A2RAG: Adaptive Agentic Graph Retrieval for Cost-Aware and Reliable Reasoning
Graph Retrieval-Augmented Generation (Graph-RAG) enhances multihop question answering by organizing corpora into knowledge graphs and routing evidence through relational structure. However, practical deployments face two persistent bottlenecks: (i) mixed-difficulty workloads where one-size-fits-all retrieval either wastes cost on easy queries or fails on hard multihop cases, and (ii) extraction loss, where graph abstraction omits fine-grained qualifiers that remain only in source text. We present A2RAG, an adaptive-and-agentic GraphRAG framework for cost-aware and reliable reasoning. A2RAG couples an adaptive controller that verifies evidence sufficiency and triggers targeted refinement only when necessary, with an agentic retriever that progressively escalates retrieval effort and maps graph signals back to provenance text to remain robust under extraction loss and incomplete graphs. Experiments on HotpotQA and 2WikiMultiHopQA demonstrate that A2RAG achieves +9.9/+11.8 absolute gains in Recall@2, while cutting token consumption and end-to-end latency by about 50% relative to iterative multihop baselines.
💡 Research Summary
The paper introduces A2RAG (Adaptive Agentic Graph Retrieval‑Augmented Generation), a two‑layer framework designed to make multi‑hop question answering both cost‑aware and reliable. Existing Graph‑RAG systems improve reasoning by converting text corpora into knowledge graphs, but they suffer from two practical bottlenecks. First, mixed‑difficulty workloads make a one‑size‑fits‑all retrieval strategy inefficient: simple queries are over‑processed, while hard queries may be under‑served. Second, the extraction pipelines that build the graphs typically drop fine‑grained qualifiers (numbers, temporal constraints, conditions), a phenomenon the authors call “extraction loss”. This loss leaves critical details only in the original passages, jeopardizing answer correctness in domains such as finance, law, or healthcare.
A2RAG tackles these issues with (1) an Adaptive Control Loop and (2) an Agentic Retriever. The control loop first applies a lightweight “summarized‑KB gating” that compares the incoming query to pre‑computed document summaries, filtering out out‑of‑scope requests. For in‑scope queries it generates a provisional answer using a small language model, then runs a Triple‑Check (relevance, grounding, adequacy) on the answer‑evidence pair. If the check fails, the loop rewrites the query, invokes the retriever again, and repeats within a predefined token‑budget, ensuring that costly retrieval is only performed when necessary.
The Agentic Retriever is a stateful LLM‑driven agent that performs progressive, graph‑native evidence discovery. It follows a local‑first policy: starting from entities directly linked to the query, it expands one‑hop neighborhoods and evaluates evidence sufficiency after each stage. When local evidence is insufficient, it escalates to a “bridge discovery” phase that searches for intermediate nodes connecting disjoint sub‑graphs.

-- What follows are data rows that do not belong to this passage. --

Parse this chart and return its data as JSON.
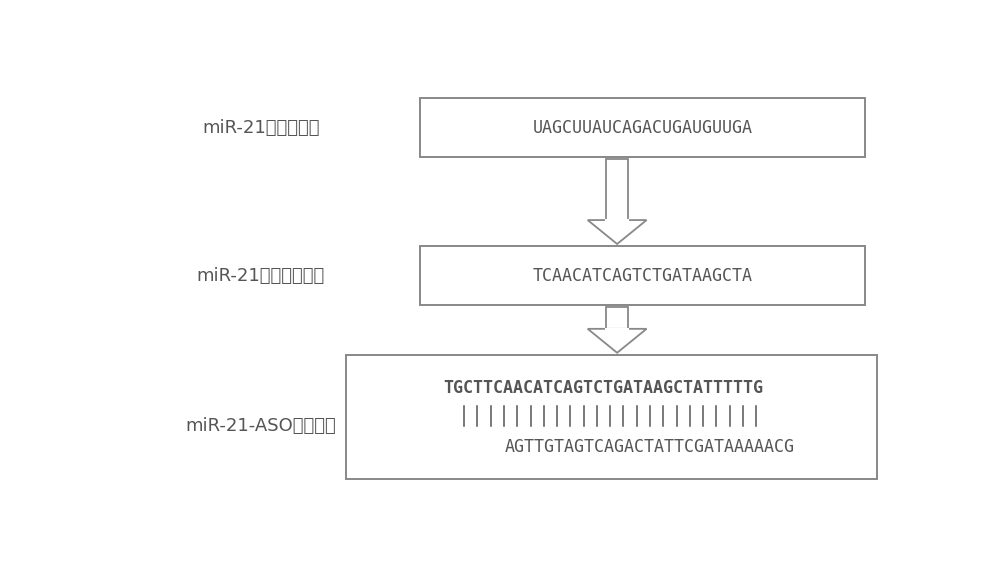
{
  "background_color": "#ffffff",
  "label1": "miR-21成熟体序列",
  "label2": "miR-21反义互补序列",
  "label3": "miR-21-ASO正反义锤",
  "seq1": "UAGCUUAUCAGACUGAUGUUGA",
  "seq2": "TCAACATCAGTCTGATAAGCTA",
  "seq3_top": "TGCTTCAACATCAGTCTGATAAGCTATTTTTG",
  "seq3_bottom": "AGTTGTAGTCAGACTATTCGATAAAAACG",
  "text_color": "#555555",
  "edge_color": "#888888",
  "n_bars": 23,
  "seq_fontsize": 12,
  "label_fontsize": 13
}
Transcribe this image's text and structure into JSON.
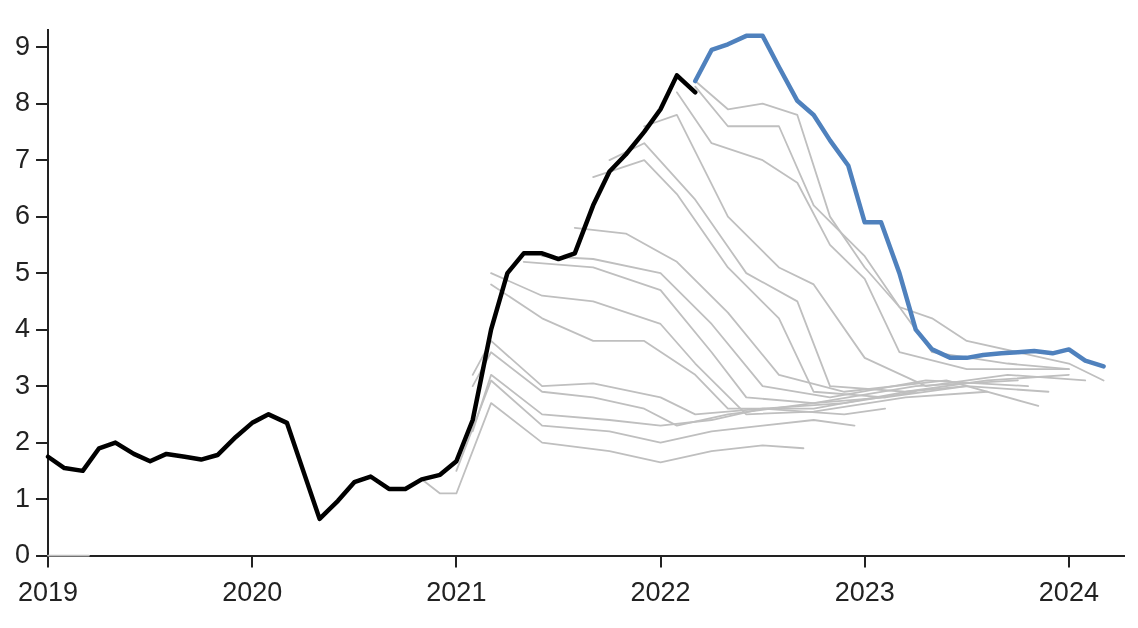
{
  "chart_data": {
    "type": "line",
    "xlim": [
      2019,
      2024.27
    ],
    "xticks": [
      2019,
      2020,
      2021,
      2022,
      2023,
      2024
    ],
    "ylim": [
      0,
      9.3
    ],
    "yticks": [
      0,
      1,
      2,
      3,
      4,
      5,
      6,
      7,
      8,
      9
    ],
    "grid": false,
    "legend": false,
    "marker": "none",
    "line_style": "solid",
    "series": [
      {
        "color": "#4f81bd",
        "x": [
          2022.17,
          2022.25,
          2022.33,
          2022.42,
          2022.5,
          2022.58,
          2022.67,
          2022.75,
          2022.83,
          2022.92,
          2023.0,
          2023.08,
          2023.17,
          2023.25,
          2023.33,
          2023.42,
          2023.5,
          2023.58,
          2023.67,
          2023.75,
          2023.83,
          2023.92,
          2024.0,
          2024.08,
          2024.17
        ],
        "values": [
          8.4,
          8.95,
          9.05,
          9.2,
          9.2,
          8.65,
          8.05,
          7.8,
          7.35,
          6.9,
          5.9,
          5.9,
          5.0,
          4.0,
          3.65,
          3.5,
          3.5,
          3.55,
          3.58,
          3.6,
          3.62,
          3.58,
          3.65,
          3.45,
          3.35
        ]
      },
      {
        "color": "#000000",
        "x": [
          2019.0,
          2019.08,
          2019.17,
          2019.25,
          2019.33,
          2019.42,
          2019.5,
          2019.58,
          2019.67,
          2019.75,
          2019.83,
          2019.92,
          2020.0,
          2020.08,
          2020.17,
          2020.25,
          2020.33,
          2020.42,
          2020.5,
          2020.58,
          2020.67,
          2020.75,
          2020.83,
          2020.92,
          2021.0,
          2021.08,
          2021.17,
          2021.25,
          2021.33,
          2021.42,
          2021.5,
          2021.58,
          2021.67,
          2021.75,
          2021.83,
          2021.92,
          2022.0,
          2022.08,
          2022.17
        ],
        "values": [
          1.75,
          1.55,
          1.5,
          1.9,
          2.0,
          1.8,
          1.67,
          1.8,
          1.75,
          1.7,
          1.78,
          2.1,
          2.35,
          2.5,
          2.35,
          1.5,
          0.65,
          0.97,
          1.3,
          1.4,
          1.18,
          1.18,
          1.35,
          1.43,
          1.67,
          2.4,
          4.0,
          5.0,
          5.35,
          5.35,
          5.25,
          5.35,
          6.2,
          6.8,
          7.1,
          7.5,
          7.9,
          8.5,
          8.2
        ]
      },
      {
        "color": "#bfbfbf",
        "x": [
          2019.0,
          2019.2
        ],
        "values": [
          0,
          0
        ]
      },
      {
        "color": "#bfbfbf",
        "x": [
          2020.83,
          2020.92,
          2021.0,
          2021.17,
          2021.42,
          2021.75,
          2022.0,
          2022.25,
          2022.5,
          2022.7
        ],
        "values": [
          1.35,
          1.1,
          1.1,
          2.7,
          2.0,
          1.85,
          1.65,
          1.85,
          1.95,
          1.9
        ]
      },
      {
        "color": "#bfbfbf",
        "x": [
          2021.0,
          2021.17,
          2021.42,
          2021.75,
          2022.0,
          2022.25,
          2022.5,
          2022.75,
          2022.95
        ],
        "values": [
          1.5,
          3.1,
          2.3,
          2.2,
          2.0,
          2.2,
          2.3,
          2.4,
          2.3
        ]
      },
      {
        "color": "#bfbfbf",
        "x": [
          2021.08,
          2021.17,
          2021.42,
          2021.75,
          2022.0,
          2022.25,
          2022.5,
          2022.9,
          2023.1
        ],
        "values": [
          2.2,
          3.2,
          2.5,
          2.4,
          2.3,
          2.4,
          2.6,
          2.5,
          2.6
        ]
      },
      {
        "color": "#bfbfbf",
        "x": [
          2021.08,
          2021.17,
          2021.42,
          2021.67,
          2021.92,
          2022.08,
          2022.33,
          2022.75,
          2023.1
        ],
        "values": [
          3.0,
          3.6,
          2.9,
          2.8,
          2.6,
          2.3,
          2.5,
          2.7,
          2.8
        ]
      },
      {
        "color": "#bfbfbf",
        "x": [
          2021.08,
          2021.17,
          2021.42,
          2021.67,
          2022.0,
          2022.17,
          2022.5,
          2022.9,
          2023.25
        ],
        "values": [
          3.2,
          3.8,
          3.0,
          3.05,
          2.8,
          2.5,
          2.6,
          2.7,
          2.9
        ]
      },
      {
        "color": "#bfbfbf",
        "x": [
          2021.17,
          2021.42,
          2021.67,
          2021.92,
          2022.17,
          2022.33,
          2022.75,
          2023.2,
          2023.5
        ],
        "values": [
          4.8,
          4.2,
          3.8,
          3.8,
          3.2,
          2.6,
          2.6,
          2.9,
          3.0
        ]
      },
      {
        "color": "#bfbfbf",
        "x": [
          2021.17,
          2021.42,
          2021.67,
          2022.0,
          2022.17,
          2022.42,
          2022.75,
          2023.2,
          2023.6
        ],
        "values": [
          5.0,
          4.6,
          4.5,
          4.1,
          3.4,
          2.5,
          2.55,
          2.8,
          2.9
        ]
      },
      {
        "color": "#bfbfbf",
        "x": [
          2021.33,
          2021.67,
          2022.0,
          2022.25,
          2022.42,
          2022.75,
          2023.25,
          2023.75
        ],
        "values": [
          5.2,
          5.1,
          4.7,
          3.6,
          2.8,
          2.7,
          3.0,
          3.1
        ]
      },
      {
        "color": "#bfbfbf",
        "x": [
          2021.42,
          2021.67,
          2022.0,
          2022.25,
          2022.5,
          2022.83,
          2023.3,
          2023.8
        ],
        "values": [
          5.3,
          5.25,
          5.0,
          4.1,
          3.0,
          2.8,
          3.1,
          3.0
        ]
      },
      {
        "color": "#bfbfbf",
        "x": [
          2021.58,
          2021.83,
          2022.08,
          2022.33,
          2022.58,
          2022.9,
          2023.4,
          2023.85
        ],
        "values": [
          5.8,
          5.7,
          5.2,
          4.3,
          3.2,
          2.9,
          3.1,
          2.65
        ]
      },
      {
        "color": "#bfbfbf",
        "x": [
          2021.67,
          2021.92,
          2022.08,
          2022.33,
          2022.58,
          2022.75,
          2023.1,
          2023.5,
          2023.9
        ],
        "values": [
          6.7,
          7.0,
          6.4,
          5.1,
          4.2,
          2.9,
          2.8,
          3.0,
          2.9
        ]
      },
      {
        "color": "#bfbfbf",
        "x": [
          2021.75,
          2021.92,
          2022.17,
          2022.42,
          2022.67,
          2022.83,
          2023.2,
          2023.6,
          2024.0
        ],
        "values": [
          7.0,
          7.3,
          6.3,
          5.0,
          4.5,
          3.0,
          2.9,
          3.1,
          3.2
        ]
      },
      {
        "color": "#bfbfbf",
        "x": [
          2021.92,
          2022.08,
          2022.33,
          2022.58,
          2022.75,
          2023.0,
          2023.3,
          2023.7,
          2024.08
        ],
        "values": [
          7.6,
          7.8,
          6.0,
          5.1,
          4.8,
          3.5,
          3.0,
          3.2,
          3.1
        ]
      },
      {
        "color": "#bfbfbf",
        "x": [
          2022.08,
          2022.25,
          2022.5,
          2022.67,
          2022.83,
          2023.0,
          2023.17,
          2023.5,
          2024.0
        ],
        "values": [
          8.2,
          7.3,
          7.0,
          6.6,
          5.5,
          4.9,
          3.6,
          3.3,
          3.3
        ]
      },
      {
        "color": "#bfbfbf",
        "x": [
          2022.17,
          2022.33,
          2022.58,
          2022.75,
          2023.0,
          2023.17,
          2023.33,
          2023.7,
          2024.0
        ],
        "values": [
          8.3,
          7.6,
          7.6,
          6.2,
          5.3,
          4.4,
          3.6,
          3.4,
          3.3
        ]
      },
      {
        "color": "#bfbfbf",
        "x": [
          2022.17,
          2022.33,
          2022.5,
          2022.67,
          2022.83,
          2023.0,
          2023.17,
          2023.33,
          2023.5,
          2024.0,
          2024.17
        ],
        "values": [
          8.4,
          7.9,
          8.0,
          7.8,
          6.0,
          5.1,
          4.4,
          4.2,
          3.8,
          3.4,
          3.1
        ]
      }
    ]
  }
}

As a final fallback, it runs a personalized PageRank (PPR) diffusion over the entire graph. Crucially, whenever a high‑scoring node or sub‑graph is identified, the system maps it back to the original text passages via a pre‑computed map‑back function π. This “graph‑to‑text” step recovers the fine‑grained qualifiers that were lost during graph construction, allowing the final answer to be grounded in verifiable source text rather than in an abstracted triple.
Experiments were conducted on three datasets: the public multi‑hop benchmarks HotpotQA and 2WikiMultiHopQA, and a production‑grade query set collected from a foreign‑exchange trading platform. Compared with strong baselines—including LightRAG (local graph retrieval), Microsoft GraphRAG (global community‑summary indexing), and IRCoT (iterative text‑only retrieval)—A2RAG achieved absolute Recall@2 improvements of +9.9 % on HotpotQA and +11.8 % on 2WikiMultiHopQA. At the same time, it reduced token consumption and end‑to‑end latency by roughly 50 %, especially for easy queries where the local‑first stage sufficed. The adaptive control loop prevented unnecessary expensive expansions, while the agentic retriever’s escalation policy ensured coverage for hard queries without resorting to full‑graph scans.
Key contributions are: (i) a closed‑loop controller that verifies answer‑level evidence and triggers targeted query rewrites only when needed, (ii) a progressive, graph‑native retrieval agent that uses the graph as a navigation scaffold and recovers precise provenance from source text to mitigate extraction loss, and (iii) extensive empirical validation showing that cost‑aware adaptation and provenance recovery can be combined without sacrificing accuracy. The modular design also allows optional human‑in‑the‑loop validation for high‑risk domains. Future work will explore richer difficulty‑estimation models, multimodal graph extensions, and large‑scale deployment optimizations.